Nearly six years after the Dayton Accords cobbled Bosnia together and more than two years after the "international community" took control of Kosovo, the future of the former Yugoslavia is once again a topic of disagreement and debate. The debate surfaced full bore at a unique conference in Belgrade in May, the first major international security conference held there since the bombing of Yugoslavia in 1999 and the fall of Milosevic a year later. The event was organized by the Center for South Eastern European Studies (Belgrade), the Konrad Adenauer Foundation (Berlin), and the Open-Society Fund (Belgrade).

The conference provided an important forum for assessing the "success" of the Dayton Accords, the status of Kosovo, and the new Albanian insurgency in southern Serbia and northern Macedonia. The conference, which is likely to have an impact on the evolving security policy of the new Yugoslav government, took on added significance because the new Bush administration is in the process of rethinking American policy towards the Balkans.

Those participating in the conference quickly split between defenders of the current approach of the "international community" and critics of the status quo policy.

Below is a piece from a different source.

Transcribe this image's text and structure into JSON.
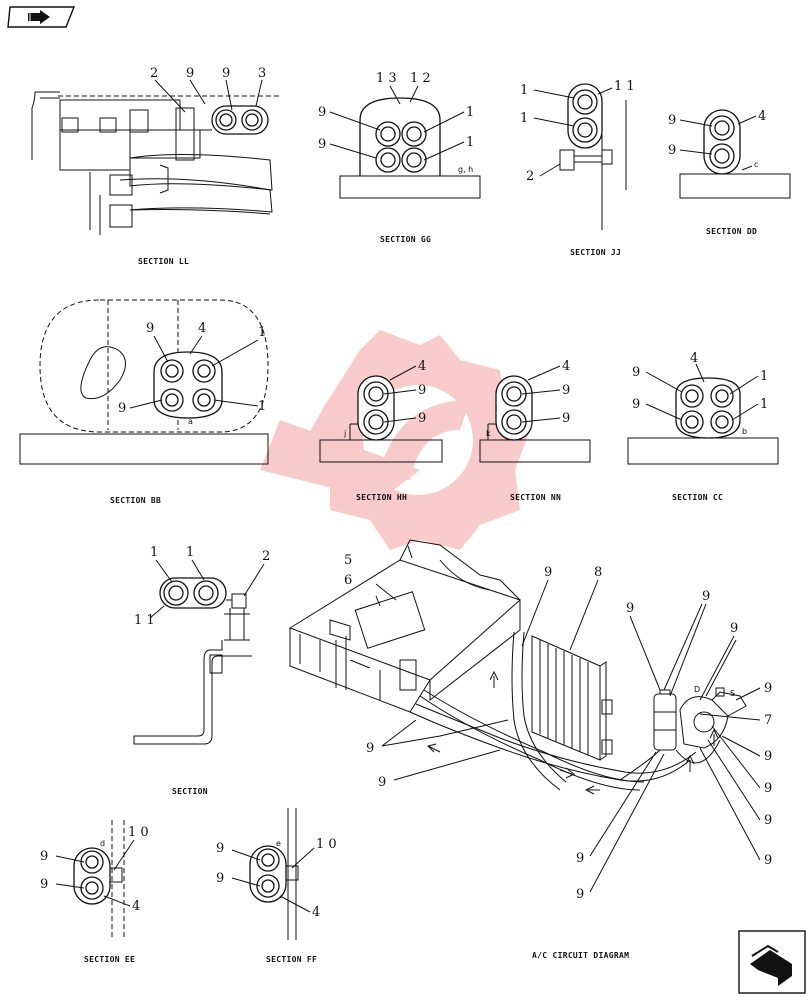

The defenders, led by a host of "international civil servants" and NGO leaders, argue that for Bosnia there is "light at the end of the tunnel." Bosnia is "healing," they argue, and it is vital that we "stay the course." Refugee returns are up, international authorities continue to pursue war criminals, and there are new "non-nationalist" governments in Bosnia and the Muslim-Croat entity. At the same time, the "international community" is making progress in Kosovo. Massive rebuilding is under way, local elections late last year produced "moderate" governments, and democratic elections for province-level offices will be held in mid-November. And the insurgencies in southern Serbia and northern Macedonia, they argue, can be contained with the right combination of policies and Western support. Alarmed by the pressure in the Bush administration to reduce its commitment to the Balkans, the defenders of the status quo insist that this is the wrong time to withdraw outside support or substantially reduce the West's military commitment.

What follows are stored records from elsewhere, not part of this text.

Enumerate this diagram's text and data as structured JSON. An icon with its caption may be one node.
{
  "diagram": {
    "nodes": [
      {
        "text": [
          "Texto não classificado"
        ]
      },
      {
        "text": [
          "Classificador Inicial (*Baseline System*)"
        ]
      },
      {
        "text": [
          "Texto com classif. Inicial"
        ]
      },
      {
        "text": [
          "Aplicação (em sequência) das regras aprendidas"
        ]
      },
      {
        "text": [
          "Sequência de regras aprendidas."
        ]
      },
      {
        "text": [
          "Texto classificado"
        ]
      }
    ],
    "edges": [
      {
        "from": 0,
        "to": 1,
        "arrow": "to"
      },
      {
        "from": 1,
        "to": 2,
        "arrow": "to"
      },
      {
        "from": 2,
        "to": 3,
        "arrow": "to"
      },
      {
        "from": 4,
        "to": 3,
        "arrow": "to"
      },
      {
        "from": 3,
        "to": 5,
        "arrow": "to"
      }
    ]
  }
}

The critics will have none of this. The light, they point out, has been seen at the end of the Bosnian tunnel every year since 1995 and every year it has been an illusion. Bosnia is neither healing nor unifying into the kind of stable, multi-ethnic democracy envisioned by the architects of Dayton. Instead, Bosnia remains essentially divided into three ethnically cleansed communities. There is virtually no integrated Bosnian economy and the economy that does exist is supported overwhelmingly by international largesse and crime. And although refugee returns were up last year, they remain, after almost six years, a dismally small percentage of the two million refugees who fled the area. The elections of the past year, say the critics, have been held more to justify Western self-righteousness than to benefit the people of Bosnia and Kosovo. To describe governments as moderate or non-national is a self-serving attempt by international civil servants to justify their efforts. War crimes indictments, too, say the critics, are primarily the product of victors' justice and have been unevenly and arbitrarily applied to make a political point. "Progress" in Kosovo is as much of an illusion as it is in Bosnia. Kosovo is a nasty, deadly place that also is virtually ethnically cleansed. Indeed, Kosovo may come as close as any place on earth to what Thomas Hobbes had in mind when he described the state of nature as "solitary, poore, nasty, brutish, and short."

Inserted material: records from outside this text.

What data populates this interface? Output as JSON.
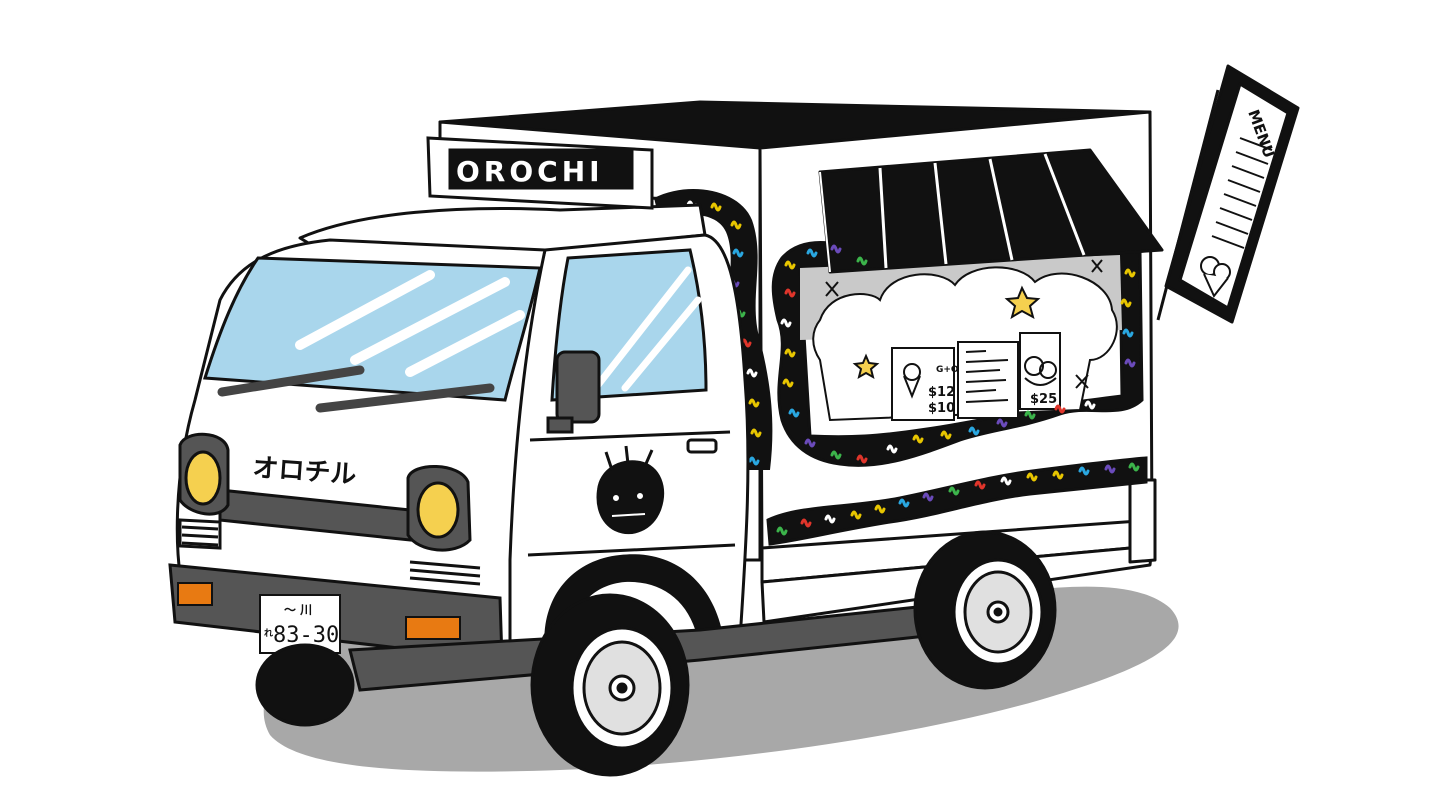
{
  "image": {
    "subject": "food-truck-illustration"
  },
  "truck": {
    "roof_sign_text": "OROCHI",
    "front_text": "オロチル",
    "plate_top": "〜 川",
    "plate_number": "83-30",
    "plate_mark": "れ"
  },
  "menu_board": {
    "heading": "MENU"
  },
  "window_menu": {
    "item_1_price": "$12",
    "item_2_price": "$10",
    "item_3_price": "$25",
    "badge_text": "G+O"
  },
  "colors": {
    "outline": "#111111",
    "truck_body": "#ffffff",
    "glass": "#a9d6ec",
    "headlight": "#f5d04f",
    "indicator": "#e87a12",
    "bumper": "#555555",
    "shadow": "#a8a8a8",
    "wave_band": "#111111",
    "confetti": [
      "#e8c600",
      "#2aa7e0",
      "#6b4bbb",
      "#3cb44b",
      "#e0352b",
      "#ffffff",
      "#e8c600"
    ]
  }
}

From the point of view of the critics, the "international community" and the Bush administration have to take a fundamentally different approach. It must be an approach that admits the failures of the past six years; an approach that takes a much more region-wide approach to security questions; one that accepts the fact that borders and populations can—and probably must—change in conformity to ethnic realities; one that admits that the War Crimes Tribunal in The Hague has failed and adopts the kind of truth and reconciliation process that worked in the rest of Central and Eastern Europe. Only after the political and justice issues are resolved will it be possible to tackle the massive job of economic reform, which also must be approached from a region-wide perspective. The Bush administration has some decisions to make and it does not have much time.

[Dr. Meyer is professor of political science at the National Defense University; meyerse@ndu.edu. He was among the U.S. representatives at the Belgrade conference, which brought together high-level members of the new Yugoslav government and a variety of academics, government officials, and representatives of NGOs from the United States, Europe, and Russia.]